Hi @mlxd here is a minimal example. I believe the problem occurs due to parameter-shift and since Qiskit does not allow it, it doesn’t work properly.

import tensorflow as tf
import pennylane as qml
from pennylane import numpy as np

dev1 = qml.device("qiskit.aer", wires = 2, shots=10, backend='qasm_simulator')
dev2 = qml.device("default.qubit.tf", wires = 2, shots=None)

@qml.qnode(dev2, diff_method="backprop", interface="tf")
def circuit2(inputs, weights):
    qml.AngleEmbedding(inputs, wires = range(2), rotation="Y")

    qml.RY(weights[0], wires=0)
    qml.RY(weights[1], wires=1)
    qml.CNOT(wires = [0, 1])

    return qml.probs(op=qml.PauliZ(1))

@qml.qnode(dev1, diff_method="parameter-shift", interface="tf")
def circuit1(inputs, weights):
    qml.AngleEmbedding(inputs, wires = range(2), rotation="Y")

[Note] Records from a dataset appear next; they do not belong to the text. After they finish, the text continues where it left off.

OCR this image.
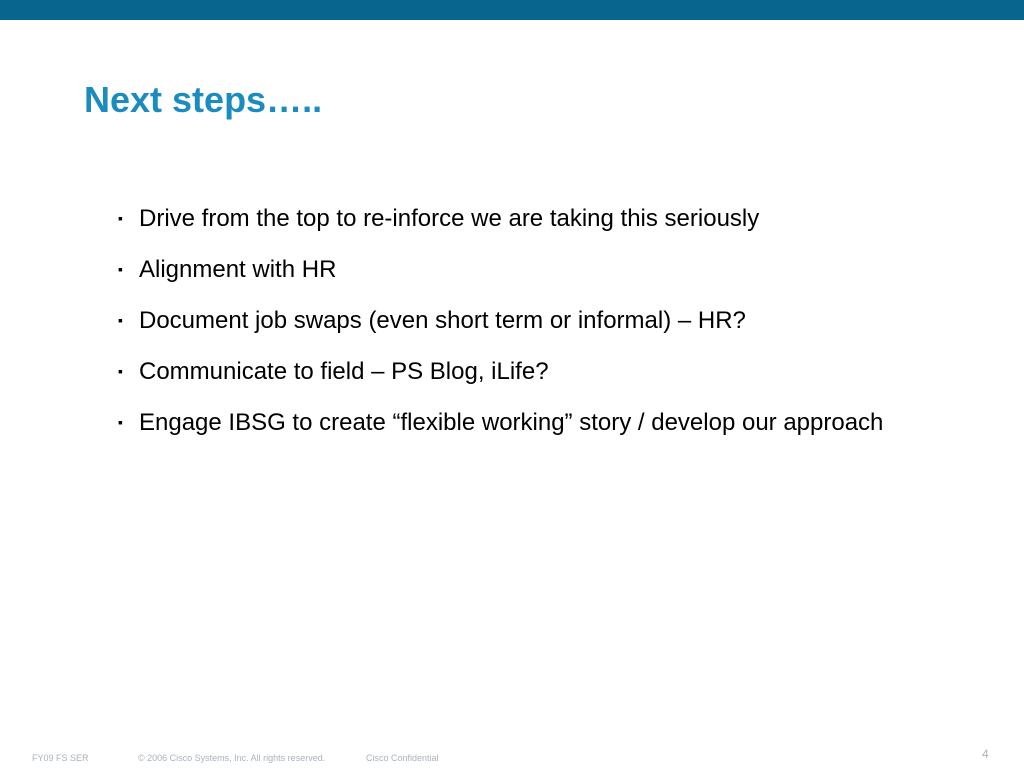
Next steps…..
▪ Drive from the top to re-inforce we are taking this seriously
▪ Alignment with HR
▪ Document job swaps (even short term or informal) – HR?
▪ Communicate to field – PS Blog, iLife?
▪ Engage IBSG to create “flexible working” story / develop our approach
FY09 FS SER	© 2006 Cisco Systems, Inc. All rights reserved.	Cisco Confidential	4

    qml.RY(weights[0], wires=0)
    qml.RY(weights[1], wires=1)
    qml.CNOT(wires = [0, 1])

    return qml.probs(op=qml.PauliZ(1))

weights = tf.Variable(tf.random.uniform((2,), dtype=tf.float64), trainable=True)
inputs = tf.random.uniform((10,2), dtype=tf.float64)

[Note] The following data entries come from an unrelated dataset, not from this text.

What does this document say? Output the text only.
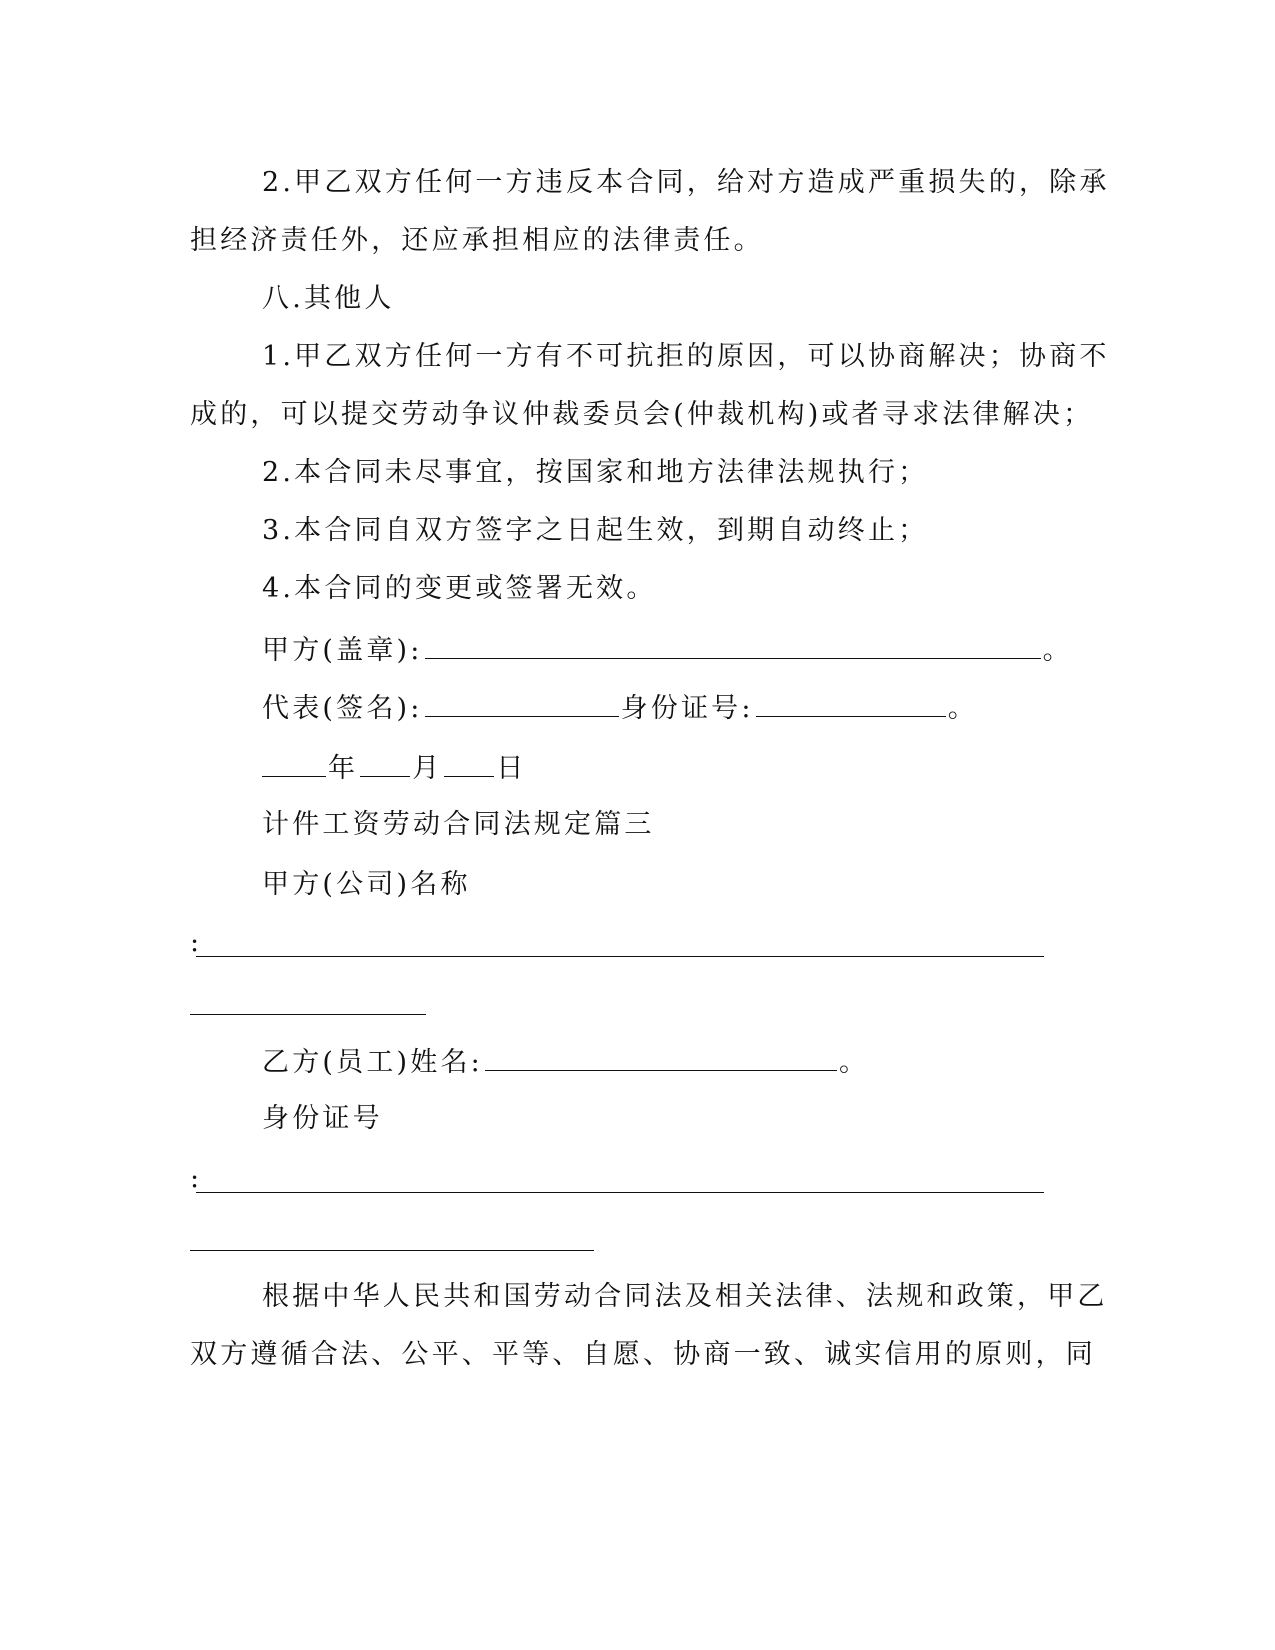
2.甲乙双方任何一方违反本合同，给对方造成严重损失的，除承
担经济责任外，还应承担相应的法律责任。
八.其他人
1.甲乙双方任何一方有不可抗拒的原因，可以协商解决；协商不
成的，可以提交劳动争议仲裁委员会(仲裁机构)或者寻求法律解决；
2.本合同未尽事宜，按国家和地方法律法规执行；
3.本合同自双方签字之日起生效，到期自动终止；
4.本合同的变更或签署无效。
甲方(盖章):	。
代表(签名):	身份证号:	。
年 月 日
计件工资劳动合同法规定篇三
甲方(公司)名称
:
乙方(员工)姓名:	。
身份证号
:
根据中华人民共和国劳动合同法及相关法律、法规和政策，甲乙
双方遵循合法、公平、平等、自愿、协商一致、诚实信用的原则，同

circ = tf.function(circuit2)
contract = lambda inpts : tf.vectorized_map(lambda vec: circ(vec, weights), inpts)
with tf.GradientTape() as tape:
    yhat = tf.reduce_mean(contract(inputs))
tape.gradient(yhat, weights)

# Output : <tf.Tensor: shape=(2,), dtype=float64, numpy=array([ 1.38777878e-17, -2.77555756e-17])>

circ = tf.function(circuit1)
contract = lambda inpts : tf.vectorized_map(lambda vec: circ(vec, weights), inpts)
with tf.GradientTape() as tape:
    yhat = tf.reduce_mean(contract(inputs))
tape.gradient(yhat, weights)
# Output: <tf.Tensor: shape=(2,), dtype=float64, numpy=array([0., 0.])>

My yhat is poorly choosen but it shows whats happening here I believe. circuit1 always gives zero gradient no matter what but I can get proper results from circuit2. Also If instead of using vectorized_map if I use the batching function I wrote here it gives me a good gradient result as well but this does not parallelize the execution on GPU. So I believe I need to use vectorized_map to parallelize the batch execution or is there any other way that you can suggest?

Thanks

Hi @jackaraz I had a quick look at your example but it is not clear to me what should be happening on the GPU side. I think this may better be created as an issue in the PennyLane repo, as it will allow the rest of the team to have a look.

Hi @mlxd, thanks I’ll move it to the github then.